Pero debería advertirse que esta ideología de la eficacia está pensada para ofrecérsela al ciudadano solamente en cuanto beneficiario de los servicios, no en cuanto alguien de quien también se espera que preste otros semejantes. Se trata de la mentalidad del criado de permiso, no del que ha pasado ya sus horas de asueto y ha vuelto a casa de los señores. En una sociedad eficiente todos seremos tratados como en un hotel de lujo, pero solo durante nuestros ratos de descanso, porque el resto del tiempo lo pasaremos sometidos, con idéntica eficacia, a un régimen severísimo bajo la inspección de capataces implacables.

Convendría tener presente que, en latitudes no calvinistas, lo más deseable para sobrevivir es una moderada y soportable ineficiencia de personas e instituciones, pero esta profunda verdad apenas puede confesarse, porque la ideología del siervo de vacaciones lleva todas las de ganar.

Nada tiene de raro que la política se conciba también como un servicio que debe ser prestado en las mejores condiciones de eficacia. De ordinario, el político apenas promete otra cosa, y el resultado es que el espacio público se convierta en un ruidoso casino (o, mejor, un cibercafé) al que los criados acuden, cuando están de permiso, para olvidarse de su condición ancilar y de lo poco que falta para recobrarla. Naturalmente, los camareros del cibercafé se pasarán el rato llamando “señor” a todo el mundo y repitiendo una y otra vez que el que manda es el cliente.

La ficción principal en que se funda la cosa pública contemporánea es la consistente en creer que los políticos no sirven a los dueños del cibercafé (gente por lo común muy poco amable), sino a los criados de permiso que acuden a convencerse de que ellos también son señores.
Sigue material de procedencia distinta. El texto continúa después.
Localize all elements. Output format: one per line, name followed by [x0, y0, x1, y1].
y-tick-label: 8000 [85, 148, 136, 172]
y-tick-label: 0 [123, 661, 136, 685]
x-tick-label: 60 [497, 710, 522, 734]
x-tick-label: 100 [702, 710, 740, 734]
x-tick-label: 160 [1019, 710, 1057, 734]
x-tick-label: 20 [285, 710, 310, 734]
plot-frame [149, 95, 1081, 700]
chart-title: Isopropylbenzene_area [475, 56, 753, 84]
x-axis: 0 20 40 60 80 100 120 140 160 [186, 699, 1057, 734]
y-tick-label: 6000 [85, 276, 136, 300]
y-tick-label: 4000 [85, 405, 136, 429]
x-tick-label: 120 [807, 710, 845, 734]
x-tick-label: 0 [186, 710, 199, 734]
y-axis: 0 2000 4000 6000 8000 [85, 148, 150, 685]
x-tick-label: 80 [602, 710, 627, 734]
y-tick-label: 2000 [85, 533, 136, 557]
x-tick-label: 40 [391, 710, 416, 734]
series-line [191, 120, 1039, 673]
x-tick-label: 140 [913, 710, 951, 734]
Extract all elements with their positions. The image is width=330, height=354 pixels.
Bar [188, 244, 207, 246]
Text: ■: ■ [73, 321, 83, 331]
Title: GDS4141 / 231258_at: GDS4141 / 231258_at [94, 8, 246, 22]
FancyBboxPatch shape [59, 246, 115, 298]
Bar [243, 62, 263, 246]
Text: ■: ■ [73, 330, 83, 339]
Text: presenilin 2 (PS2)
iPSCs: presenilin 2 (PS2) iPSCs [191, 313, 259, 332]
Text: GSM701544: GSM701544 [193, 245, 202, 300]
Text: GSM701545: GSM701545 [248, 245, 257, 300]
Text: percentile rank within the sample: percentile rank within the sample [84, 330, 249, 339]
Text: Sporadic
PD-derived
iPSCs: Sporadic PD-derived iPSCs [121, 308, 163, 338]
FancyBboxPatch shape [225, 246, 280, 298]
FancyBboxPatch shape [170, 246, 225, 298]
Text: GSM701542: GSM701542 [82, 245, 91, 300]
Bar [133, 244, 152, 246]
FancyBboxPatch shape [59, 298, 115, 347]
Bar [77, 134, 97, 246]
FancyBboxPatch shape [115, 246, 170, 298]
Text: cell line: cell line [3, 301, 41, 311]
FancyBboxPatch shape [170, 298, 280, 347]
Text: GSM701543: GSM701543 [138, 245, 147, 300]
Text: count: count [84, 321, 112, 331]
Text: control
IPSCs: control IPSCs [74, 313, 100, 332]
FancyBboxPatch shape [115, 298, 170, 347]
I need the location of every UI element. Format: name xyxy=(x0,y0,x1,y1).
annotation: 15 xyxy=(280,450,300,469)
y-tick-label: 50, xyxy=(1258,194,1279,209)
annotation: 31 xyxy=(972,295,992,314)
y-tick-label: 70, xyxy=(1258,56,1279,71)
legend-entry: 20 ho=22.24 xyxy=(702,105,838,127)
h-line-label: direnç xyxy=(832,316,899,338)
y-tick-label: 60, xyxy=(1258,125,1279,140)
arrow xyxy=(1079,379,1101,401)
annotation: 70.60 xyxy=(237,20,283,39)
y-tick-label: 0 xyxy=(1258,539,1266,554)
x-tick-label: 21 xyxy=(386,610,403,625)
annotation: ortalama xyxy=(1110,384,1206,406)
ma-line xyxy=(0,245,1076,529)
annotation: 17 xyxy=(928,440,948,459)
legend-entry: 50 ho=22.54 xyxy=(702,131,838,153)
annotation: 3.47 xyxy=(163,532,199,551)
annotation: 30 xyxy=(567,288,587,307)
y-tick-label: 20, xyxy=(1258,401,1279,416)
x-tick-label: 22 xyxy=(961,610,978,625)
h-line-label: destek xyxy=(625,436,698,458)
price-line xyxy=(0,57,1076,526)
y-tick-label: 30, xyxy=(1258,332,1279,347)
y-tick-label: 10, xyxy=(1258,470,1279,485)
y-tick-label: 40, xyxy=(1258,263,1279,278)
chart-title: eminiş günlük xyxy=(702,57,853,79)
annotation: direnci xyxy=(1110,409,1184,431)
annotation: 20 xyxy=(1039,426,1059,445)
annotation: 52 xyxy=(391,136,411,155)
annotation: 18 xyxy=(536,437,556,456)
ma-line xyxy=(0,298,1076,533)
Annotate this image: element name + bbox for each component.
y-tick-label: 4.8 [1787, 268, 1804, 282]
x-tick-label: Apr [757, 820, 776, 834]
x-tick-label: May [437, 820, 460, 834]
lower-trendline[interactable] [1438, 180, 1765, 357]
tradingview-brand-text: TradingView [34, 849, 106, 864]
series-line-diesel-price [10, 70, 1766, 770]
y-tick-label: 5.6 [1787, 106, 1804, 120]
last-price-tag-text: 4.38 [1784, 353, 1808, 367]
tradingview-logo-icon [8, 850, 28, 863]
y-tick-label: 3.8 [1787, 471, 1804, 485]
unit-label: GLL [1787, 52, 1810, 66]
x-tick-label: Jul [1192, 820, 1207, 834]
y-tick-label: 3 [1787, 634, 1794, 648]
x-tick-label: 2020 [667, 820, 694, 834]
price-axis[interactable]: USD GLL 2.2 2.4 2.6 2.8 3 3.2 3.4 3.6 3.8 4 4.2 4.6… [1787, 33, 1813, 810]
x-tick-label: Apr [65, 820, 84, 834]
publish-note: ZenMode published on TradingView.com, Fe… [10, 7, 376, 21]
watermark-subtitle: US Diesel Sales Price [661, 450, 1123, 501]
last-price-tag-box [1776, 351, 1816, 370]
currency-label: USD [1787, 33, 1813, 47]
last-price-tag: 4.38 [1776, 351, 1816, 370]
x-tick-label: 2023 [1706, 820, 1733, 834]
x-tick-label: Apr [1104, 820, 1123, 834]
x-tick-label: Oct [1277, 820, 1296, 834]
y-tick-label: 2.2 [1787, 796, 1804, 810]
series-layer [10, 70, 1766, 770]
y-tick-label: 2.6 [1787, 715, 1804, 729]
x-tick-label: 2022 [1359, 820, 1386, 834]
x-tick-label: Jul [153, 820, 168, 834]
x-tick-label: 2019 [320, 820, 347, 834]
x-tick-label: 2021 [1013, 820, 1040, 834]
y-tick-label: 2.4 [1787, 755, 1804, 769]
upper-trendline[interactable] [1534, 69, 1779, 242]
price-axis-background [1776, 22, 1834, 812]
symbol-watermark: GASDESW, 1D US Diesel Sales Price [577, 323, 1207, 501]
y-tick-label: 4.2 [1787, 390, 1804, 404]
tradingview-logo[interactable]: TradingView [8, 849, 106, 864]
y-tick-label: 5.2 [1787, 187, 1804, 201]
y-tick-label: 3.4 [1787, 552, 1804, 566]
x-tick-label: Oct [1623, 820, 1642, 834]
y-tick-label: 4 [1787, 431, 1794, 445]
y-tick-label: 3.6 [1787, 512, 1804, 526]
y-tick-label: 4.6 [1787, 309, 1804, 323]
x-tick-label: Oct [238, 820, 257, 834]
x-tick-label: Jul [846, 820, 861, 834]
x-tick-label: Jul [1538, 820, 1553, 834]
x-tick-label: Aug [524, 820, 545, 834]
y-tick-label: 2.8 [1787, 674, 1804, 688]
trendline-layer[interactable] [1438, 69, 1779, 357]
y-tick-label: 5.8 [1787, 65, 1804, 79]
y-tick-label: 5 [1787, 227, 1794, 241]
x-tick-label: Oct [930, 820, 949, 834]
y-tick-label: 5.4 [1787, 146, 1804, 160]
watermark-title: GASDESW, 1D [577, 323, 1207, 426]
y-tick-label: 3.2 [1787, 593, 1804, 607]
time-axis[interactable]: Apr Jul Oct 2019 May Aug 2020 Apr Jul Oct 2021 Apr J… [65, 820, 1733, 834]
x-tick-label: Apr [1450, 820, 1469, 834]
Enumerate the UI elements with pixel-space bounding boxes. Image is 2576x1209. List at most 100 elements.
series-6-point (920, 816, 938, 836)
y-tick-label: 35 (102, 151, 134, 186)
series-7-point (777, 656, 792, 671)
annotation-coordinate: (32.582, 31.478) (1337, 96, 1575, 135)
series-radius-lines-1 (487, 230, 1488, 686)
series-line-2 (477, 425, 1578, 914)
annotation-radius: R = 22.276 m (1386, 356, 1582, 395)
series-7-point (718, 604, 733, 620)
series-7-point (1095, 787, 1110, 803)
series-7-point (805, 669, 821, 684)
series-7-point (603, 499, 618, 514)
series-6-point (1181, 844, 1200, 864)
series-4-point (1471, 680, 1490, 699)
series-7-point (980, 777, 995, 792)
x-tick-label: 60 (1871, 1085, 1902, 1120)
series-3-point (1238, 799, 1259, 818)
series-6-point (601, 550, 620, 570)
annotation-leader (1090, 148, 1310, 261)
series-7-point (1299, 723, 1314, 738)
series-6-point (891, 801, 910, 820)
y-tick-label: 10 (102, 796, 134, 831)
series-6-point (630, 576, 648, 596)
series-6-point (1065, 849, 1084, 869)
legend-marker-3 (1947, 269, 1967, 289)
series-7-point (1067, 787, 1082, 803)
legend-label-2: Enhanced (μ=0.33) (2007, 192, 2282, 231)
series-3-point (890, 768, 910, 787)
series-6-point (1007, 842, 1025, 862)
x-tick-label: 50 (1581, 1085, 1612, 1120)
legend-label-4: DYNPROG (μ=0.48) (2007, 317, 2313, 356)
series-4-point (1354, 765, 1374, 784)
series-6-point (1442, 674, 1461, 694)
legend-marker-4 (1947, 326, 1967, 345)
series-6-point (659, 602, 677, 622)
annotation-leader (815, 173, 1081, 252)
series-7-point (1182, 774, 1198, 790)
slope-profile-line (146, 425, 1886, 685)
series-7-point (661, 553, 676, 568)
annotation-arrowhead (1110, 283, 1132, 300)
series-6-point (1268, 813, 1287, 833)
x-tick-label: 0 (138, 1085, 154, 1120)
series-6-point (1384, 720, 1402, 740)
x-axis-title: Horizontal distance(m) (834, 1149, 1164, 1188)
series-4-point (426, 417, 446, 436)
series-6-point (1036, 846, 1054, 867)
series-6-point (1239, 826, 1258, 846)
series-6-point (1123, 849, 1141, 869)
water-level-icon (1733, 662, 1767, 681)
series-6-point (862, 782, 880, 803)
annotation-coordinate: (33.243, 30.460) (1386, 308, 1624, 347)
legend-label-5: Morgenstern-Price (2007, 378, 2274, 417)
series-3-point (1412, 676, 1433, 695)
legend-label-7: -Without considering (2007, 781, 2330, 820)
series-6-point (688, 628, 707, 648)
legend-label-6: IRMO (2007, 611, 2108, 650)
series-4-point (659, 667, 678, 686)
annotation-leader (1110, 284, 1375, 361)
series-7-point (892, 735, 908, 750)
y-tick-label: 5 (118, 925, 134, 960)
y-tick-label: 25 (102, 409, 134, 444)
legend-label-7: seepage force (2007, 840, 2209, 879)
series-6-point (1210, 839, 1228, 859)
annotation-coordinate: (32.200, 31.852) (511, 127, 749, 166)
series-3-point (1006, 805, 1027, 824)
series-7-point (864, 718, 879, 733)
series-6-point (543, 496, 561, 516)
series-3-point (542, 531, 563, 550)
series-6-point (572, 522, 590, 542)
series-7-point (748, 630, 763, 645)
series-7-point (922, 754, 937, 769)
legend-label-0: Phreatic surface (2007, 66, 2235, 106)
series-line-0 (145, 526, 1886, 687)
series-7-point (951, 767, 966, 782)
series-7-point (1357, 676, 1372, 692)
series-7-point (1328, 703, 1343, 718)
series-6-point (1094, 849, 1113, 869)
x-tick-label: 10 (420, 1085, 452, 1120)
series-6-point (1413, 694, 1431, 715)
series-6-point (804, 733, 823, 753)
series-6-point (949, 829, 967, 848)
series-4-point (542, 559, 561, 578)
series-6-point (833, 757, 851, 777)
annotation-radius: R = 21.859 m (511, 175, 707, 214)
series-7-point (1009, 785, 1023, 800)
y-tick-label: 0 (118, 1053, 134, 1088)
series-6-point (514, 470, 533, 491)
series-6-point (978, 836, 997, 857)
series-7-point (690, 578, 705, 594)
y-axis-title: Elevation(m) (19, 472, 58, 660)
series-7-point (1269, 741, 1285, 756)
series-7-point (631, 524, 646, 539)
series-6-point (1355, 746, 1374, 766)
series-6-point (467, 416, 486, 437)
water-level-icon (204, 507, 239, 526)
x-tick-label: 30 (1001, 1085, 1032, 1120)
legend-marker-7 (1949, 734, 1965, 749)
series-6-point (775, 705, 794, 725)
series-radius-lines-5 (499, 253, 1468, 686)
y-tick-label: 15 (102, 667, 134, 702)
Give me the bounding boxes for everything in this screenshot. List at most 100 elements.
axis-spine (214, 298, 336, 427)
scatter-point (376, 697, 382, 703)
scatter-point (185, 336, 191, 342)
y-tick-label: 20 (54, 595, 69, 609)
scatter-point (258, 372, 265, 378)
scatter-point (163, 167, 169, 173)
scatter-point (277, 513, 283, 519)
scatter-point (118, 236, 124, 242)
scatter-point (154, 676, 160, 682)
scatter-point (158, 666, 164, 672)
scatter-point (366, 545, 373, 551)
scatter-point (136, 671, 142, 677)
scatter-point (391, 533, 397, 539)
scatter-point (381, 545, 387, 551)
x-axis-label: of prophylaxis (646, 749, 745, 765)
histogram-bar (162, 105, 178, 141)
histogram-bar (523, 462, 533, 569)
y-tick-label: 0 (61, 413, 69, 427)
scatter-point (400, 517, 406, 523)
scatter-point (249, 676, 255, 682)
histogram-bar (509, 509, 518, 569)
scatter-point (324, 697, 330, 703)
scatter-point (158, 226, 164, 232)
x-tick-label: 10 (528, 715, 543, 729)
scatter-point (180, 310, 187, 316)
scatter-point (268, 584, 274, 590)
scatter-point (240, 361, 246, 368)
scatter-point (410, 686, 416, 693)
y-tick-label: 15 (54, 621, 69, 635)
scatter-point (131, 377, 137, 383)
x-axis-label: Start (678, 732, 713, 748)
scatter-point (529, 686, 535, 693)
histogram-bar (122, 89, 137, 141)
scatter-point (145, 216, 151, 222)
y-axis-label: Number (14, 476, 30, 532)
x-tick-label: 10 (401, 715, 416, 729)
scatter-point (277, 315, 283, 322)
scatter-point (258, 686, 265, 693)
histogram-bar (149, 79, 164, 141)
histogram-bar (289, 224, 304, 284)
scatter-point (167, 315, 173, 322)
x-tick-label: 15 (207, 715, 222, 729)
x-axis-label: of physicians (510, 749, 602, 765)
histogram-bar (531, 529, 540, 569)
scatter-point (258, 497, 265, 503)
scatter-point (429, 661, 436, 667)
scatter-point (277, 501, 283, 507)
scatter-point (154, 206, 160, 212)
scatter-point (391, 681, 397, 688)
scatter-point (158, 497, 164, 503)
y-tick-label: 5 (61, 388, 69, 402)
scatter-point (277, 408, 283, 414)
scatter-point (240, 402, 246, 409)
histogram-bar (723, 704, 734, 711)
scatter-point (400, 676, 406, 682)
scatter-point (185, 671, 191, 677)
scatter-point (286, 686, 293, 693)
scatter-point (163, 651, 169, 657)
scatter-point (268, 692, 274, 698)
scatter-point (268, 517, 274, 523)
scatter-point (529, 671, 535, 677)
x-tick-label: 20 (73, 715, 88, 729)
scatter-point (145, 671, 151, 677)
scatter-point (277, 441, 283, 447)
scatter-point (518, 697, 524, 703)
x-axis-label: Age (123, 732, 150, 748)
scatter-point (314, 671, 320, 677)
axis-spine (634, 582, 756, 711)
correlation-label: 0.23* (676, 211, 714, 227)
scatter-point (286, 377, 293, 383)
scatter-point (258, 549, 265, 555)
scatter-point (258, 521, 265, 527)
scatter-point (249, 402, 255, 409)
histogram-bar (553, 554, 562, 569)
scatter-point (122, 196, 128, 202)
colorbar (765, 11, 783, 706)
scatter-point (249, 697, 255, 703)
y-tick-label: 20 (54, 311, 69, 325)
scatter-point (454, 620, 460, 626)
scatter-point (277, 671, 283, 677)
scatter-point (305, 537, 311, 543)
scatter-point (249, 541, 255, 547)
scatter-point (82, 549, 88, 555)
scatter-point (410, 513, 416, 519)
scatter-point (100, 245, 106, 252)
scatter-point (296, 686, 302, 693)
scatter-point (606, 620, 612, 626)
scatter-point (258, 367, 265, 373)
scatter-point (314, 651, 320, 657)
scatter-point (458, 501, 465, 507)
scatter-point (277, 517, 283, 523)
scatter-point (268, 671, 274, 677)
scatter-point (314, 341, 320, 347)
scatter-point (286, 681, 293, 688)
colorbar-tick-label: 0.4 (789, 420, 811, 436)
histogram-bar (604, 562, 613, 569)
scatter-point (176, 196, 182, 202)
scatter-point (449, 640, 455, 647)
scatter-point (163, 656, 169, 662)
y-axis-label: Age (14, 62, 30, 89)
Para el súbdito, la política es un lugar donde pasar los días de ocio y donde todos parecen convencidos de que las vacaciones no tienen fin. Pero, al terminarse las horas o los días reglamentarios, quizá el fámulo se haya cansado de tanta ficción, agradezca ser tratado con menos atenciones y añore la disciplina y la mano dura. El retorno no podrá ser más provechoso para el amo, porque el siervo correrá a servirle con toda la energía que suele desencadenarse cuando uno se libra de la simulación, una energía que sin duda se agotará (y suscitará entonces no poco arrepentimiento) pero que, mientras dure, prestará servicios inestimables y causará también el más odioso de los regocijos.

Antonio Valdecantos es catedrático de Filosofía de la Universidad Carlos III de Madrid. Su último libro, de próxima publicación, es La clac y el apuntador.